A new study highlights the safety and efficacy of CD19 chimeric antigen receptor (CAR-T) cell therapy for patients with transformed indolent lymphoma compared with De novo aggressive large B-cell lymphoma (LBCL). Charles Gaulin, MBBS, an Assistant Professor of Medicine at Dartmouth Geisel School of Medicine, spoke with Blood Cancers Today about the study’s results and clinical implications.

Approximately 11,000 patients with LBCL received standard of care commercial CD19-targeted CAR-T therapy. The researchers studied efficacy, including response rates, and safety concerning immune effector cell-associated neurotoxicity syndrome (ICANS) and cytokine release syndrome (CRS).

Rates of grade 3 or higher CRS were similar between transformed indolent non-Hodgkin lymphoma and de novo LBCL (7% to 8%), while rates of grade 3 or higher ICANS were lower in patients with transformed indolent non-Hodgkin lymphoma (21% vs 27%). Overall response rates were similar between the two groups (83% and 81%, respectively), but complete response rates were higher in the transformed indolent non-Hodgkin group compared to the de novo LBCL group (67% vs 59%) at a median follow-up of 22 months.

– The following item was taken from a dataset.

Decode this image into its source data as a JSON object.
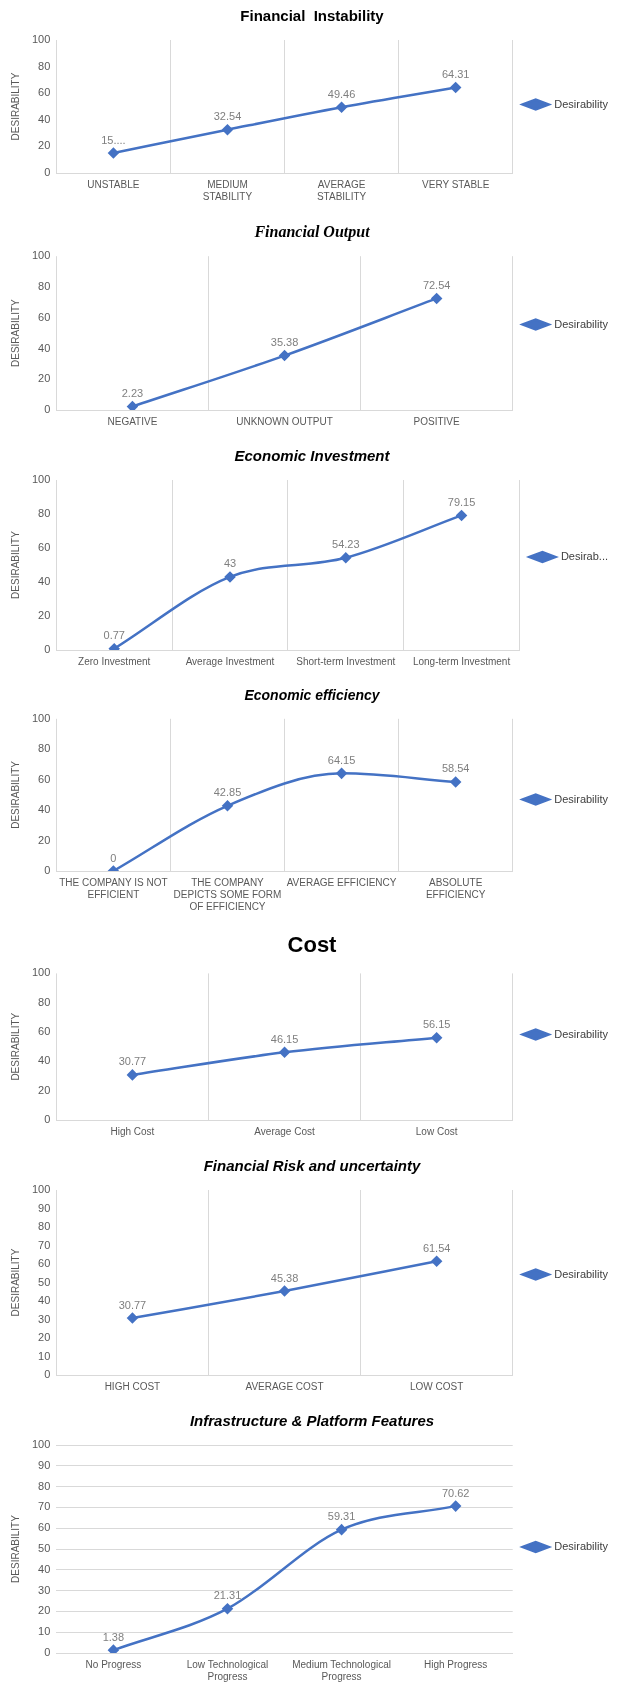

“CD19 targeted CAR-T cell therapy was safe and effective in the treatment of patients with transformed indolent lymphomas compared to those with de Novo aggressive large B cell lymphoma. In terms of toxicity, it may be a little bit more favorable, with reduced rates of severe ICANS,” Dr. Gaulin explained. “The efficacy being similar suggests that perhaps cellular therapy targeting CD19 may overcome some of the historic adverse prognostic features that transformed indolent lymphoma was historically associated with.”